Specifying models and paths
Use the small model:

dolphin audio.wav --model small --model_dir /data/models/dolphin/

Specify language and region
Recognizing Chinese Mandarin with double-layer markers:

dolphin audio.wav --model small --model_dir /data/models/dolphin/ --lang_sym "zh" --region_sym "CN"

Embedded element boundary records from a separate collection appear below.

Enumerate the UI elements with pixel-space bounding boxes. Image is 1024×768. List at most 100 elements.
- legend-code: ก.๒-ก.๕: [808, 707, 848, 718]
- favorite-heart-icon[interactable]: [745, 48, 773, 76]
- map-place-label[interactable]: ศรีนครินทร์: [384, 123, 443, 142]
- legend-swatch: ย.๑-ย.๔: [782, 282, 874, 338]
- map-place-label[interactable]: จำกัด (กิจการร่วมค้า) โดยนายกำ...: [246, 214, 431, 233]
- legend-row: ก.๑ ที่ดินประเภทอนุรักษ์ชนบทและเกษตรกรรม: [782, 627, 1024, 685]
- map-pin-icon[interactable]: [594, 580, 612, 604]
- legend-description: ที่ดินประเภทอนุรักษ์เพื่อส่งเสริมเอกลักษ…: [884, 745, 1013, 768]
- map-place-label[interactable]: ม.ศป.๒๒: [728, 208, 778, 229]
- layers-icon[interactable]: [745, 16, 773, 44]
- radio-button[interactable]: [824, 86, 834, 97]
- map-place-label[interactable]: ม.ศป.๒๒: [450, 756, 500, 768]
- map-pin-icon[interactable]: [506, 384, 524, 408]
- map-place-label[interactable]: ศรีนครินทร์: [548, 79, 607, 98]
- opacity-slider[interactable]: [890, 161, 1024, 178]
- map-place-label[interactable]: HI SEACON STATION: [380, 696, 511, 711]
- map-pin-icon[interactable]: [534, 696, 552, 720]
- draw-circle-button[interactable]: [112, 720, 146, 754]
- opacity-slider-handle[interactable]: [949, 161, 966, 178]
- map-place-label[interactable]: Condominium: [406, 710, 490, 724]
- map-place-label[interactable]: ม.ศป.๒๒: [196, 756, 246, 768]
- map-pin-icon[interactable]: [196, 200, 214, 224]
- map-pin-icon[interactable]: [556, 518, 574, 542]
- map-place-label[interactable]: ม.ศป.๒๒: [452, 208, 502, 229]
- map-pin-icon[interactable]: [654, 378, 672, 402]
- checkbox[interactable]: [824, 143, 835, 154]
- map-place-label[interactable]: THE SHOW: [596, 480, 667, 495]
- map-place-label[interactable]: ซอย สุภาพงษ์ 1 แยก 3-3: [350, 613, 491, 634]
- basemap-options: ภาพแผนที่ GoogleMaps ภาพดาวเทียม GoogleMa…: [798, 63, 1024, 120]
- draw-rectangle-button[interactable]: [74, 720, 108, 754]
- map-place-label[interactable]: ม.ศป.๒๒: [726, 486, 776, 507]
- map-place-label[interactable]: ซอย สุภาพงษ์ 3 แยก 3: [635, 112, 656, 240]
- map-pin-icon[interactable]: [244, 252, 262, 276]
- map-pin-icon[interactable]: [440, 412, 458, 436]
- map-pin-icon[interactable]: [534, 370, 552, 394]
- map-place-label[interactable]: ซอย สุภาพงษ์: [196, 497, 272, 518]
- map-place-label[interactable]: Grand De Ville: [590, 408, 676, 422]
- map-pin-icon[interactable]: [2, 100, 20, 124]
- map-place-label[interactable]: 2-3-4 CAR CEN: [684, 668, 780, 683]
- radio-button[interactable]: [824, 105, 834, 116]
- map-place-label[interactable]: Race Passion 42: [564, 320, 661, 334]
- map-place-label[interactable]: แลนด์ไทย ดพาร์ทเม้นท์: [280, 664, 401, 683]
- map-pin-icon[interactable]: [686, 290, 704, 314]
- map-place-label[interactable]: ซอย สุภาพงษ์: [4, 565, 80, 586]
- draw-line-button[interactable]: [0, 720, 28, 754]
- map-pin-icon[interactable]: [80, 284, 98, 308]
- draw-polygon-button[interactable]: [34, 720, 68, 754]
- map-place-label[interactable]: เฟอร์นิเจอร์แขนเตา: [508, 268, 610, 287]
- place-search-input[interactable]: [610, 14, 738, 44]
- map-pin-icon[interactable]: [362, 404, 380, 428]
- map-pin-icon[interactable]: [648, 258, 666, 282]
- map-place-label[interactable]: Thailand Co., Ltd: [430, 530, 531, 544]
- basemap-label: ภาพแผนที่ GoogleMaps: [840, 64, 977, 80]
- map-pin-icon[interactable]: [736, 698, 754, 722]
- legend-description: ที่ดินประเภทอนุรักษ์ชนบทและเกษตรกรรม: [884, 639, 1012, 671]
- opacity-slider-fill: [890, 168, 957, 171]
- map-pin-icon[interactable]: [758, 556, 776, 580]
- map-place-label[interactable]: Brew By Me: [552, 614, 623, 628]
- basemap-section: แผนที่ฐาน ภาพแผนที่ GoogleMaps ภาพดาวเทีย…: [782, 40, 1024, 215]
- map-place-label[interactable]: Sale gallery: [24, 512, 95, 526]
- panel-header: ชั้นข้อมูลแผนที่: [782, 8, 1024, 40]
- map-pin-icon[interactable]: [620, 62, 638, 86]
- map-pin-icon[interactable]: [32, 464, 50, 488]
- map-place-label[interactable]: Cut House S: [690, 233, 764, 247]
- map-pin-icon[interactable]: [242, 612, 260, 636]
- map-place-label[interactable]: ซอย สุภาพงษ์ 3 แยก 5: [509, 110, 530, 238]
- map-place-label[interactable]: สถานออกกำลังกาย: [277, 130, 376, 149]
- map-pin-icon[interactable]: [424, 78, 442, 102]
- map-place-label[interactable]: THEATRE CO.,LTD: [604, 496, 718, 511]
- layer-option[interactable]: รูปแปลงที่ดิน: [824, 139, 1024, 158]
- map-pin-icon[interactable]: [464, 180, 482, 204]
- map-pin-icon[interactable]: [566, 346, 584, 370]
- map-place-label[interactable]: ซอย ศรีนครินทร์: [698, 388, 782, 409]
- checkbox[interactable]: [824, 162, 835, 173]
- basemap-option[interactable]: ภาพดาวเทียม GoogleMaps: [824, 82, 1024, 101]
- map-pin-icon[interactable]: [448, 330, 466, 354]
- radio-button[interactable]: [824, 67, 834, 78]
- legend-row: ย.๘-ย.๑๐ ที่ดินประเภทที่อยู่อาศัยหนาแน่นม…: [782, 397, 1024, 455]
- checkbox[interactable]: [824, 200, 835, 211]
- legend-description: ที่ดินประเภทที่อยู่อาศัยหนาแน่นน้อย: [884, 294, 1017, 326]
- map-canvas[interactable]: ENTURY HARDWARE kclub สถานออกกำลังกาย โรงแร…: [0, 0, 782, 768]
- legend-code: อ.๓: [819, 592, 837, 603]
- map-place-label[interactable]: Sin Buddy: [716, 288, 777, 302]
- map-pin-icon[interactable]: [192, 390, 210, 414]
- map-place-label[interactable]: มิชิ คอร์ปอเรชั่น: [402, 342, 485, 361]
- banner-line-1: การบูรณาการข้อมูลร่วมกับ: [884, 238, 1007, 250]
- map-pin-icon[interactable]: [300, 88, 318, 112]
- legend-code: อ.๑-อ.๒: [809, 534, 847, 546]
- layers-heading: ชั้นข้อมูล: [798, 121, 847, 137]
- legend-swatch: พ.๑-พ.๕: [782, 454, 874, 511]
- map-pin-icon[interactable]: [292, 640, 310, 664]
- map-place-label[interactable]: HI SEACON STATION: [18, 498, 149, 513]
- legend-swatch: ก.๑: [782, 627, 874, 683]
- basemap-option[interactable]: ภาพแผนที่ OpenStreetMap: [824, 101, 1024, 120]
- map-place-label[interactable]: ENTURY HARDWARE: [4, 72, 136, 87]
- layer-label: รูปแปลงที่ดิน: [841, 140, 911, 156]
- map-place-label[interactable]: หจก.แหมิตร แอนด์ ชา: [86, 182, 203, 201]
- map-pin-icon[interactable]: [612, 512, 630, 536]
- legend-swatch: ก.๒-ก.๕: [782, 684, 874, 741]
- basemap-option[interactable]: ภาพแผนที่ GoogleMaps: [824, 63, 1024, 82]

lang_sym is the language code, such as "zh" (Chinese).
region_sym is the area code, e.g. "CN" (Mainland China).
For a complete list of languages see languages.mdThe

Fill Short Audio
Available when audio is less than 30 seconds --padding_speech true Filling:

dolphin audio.wav --model small --model_dir /data/models/dolphin/ --lang_sym "zh" --region_sym "CN" --padding_speech true

Python Code Manipulation

Loading Audio and Models
Runs in Python:

import dolphin
waveform = dolphin.load_audio("audio.wav")  # 加载音频
model = dolphin.load_model("small", "/data/models/dolphin/", "cuda")  # 加载模型

"cuda" with GPU, without GPU change to "cpu"The

Executive Recognition
Processes audio and outputs it:

result = model(waveform)  # 转文本
print(result.text)  # 显示结果

Specify language and region
Add parameters:

result = model(waveform, lang_sym="zh", region_sym="CN")
print(result.text)

Featured Function Operation

Voice Activity Detection (VAD)
Automatically detects speech segments and labels them with time, for example:
```
0.0-2.5s: 你好
3.0-4.5s: 今天天气很好
```
Language Identification (LID)
Determine the audio language, for example:
```
dolphin audio.wav --model small --model_dir /data/models/dolphin/
```
output as <zh>(Chinese) or <ja>(Japanese).
bilingual markup
Distinguish between languages and regions with two-level markers, such as <zh><CN>(Mandarin Chinese),<zh><TW>(Taiwanese Mandarin) to improve Asian language processing skills.
model architecture
The CTC-Attention architecture, with E-Branchformer for encoder and Transformer for decoder, is optimized for Asian languages.

application scenario

proceedings
Converts recordings of Asian multilingual conferences into text, suitable for international or local meetings.
dialect study
To analyze the phonological features of 22 Chinese dialects and generate research data.
Smart Device Development
Integration into smart devices for voice control in Asian languages.

QA

What languages are supported?
Support for 40 Asian languages and 22 Chinese dialects, see languages.mdThe
Need a GPU?
Not required. CPU can run, GPU (CUDA support) is faster.
What is the difference between the base and small models?
The base model is small (140M parameters) with an error rate of 33.31 TP3T; the small model is large (372M parameters) with an error rate of 25.21 TP3T.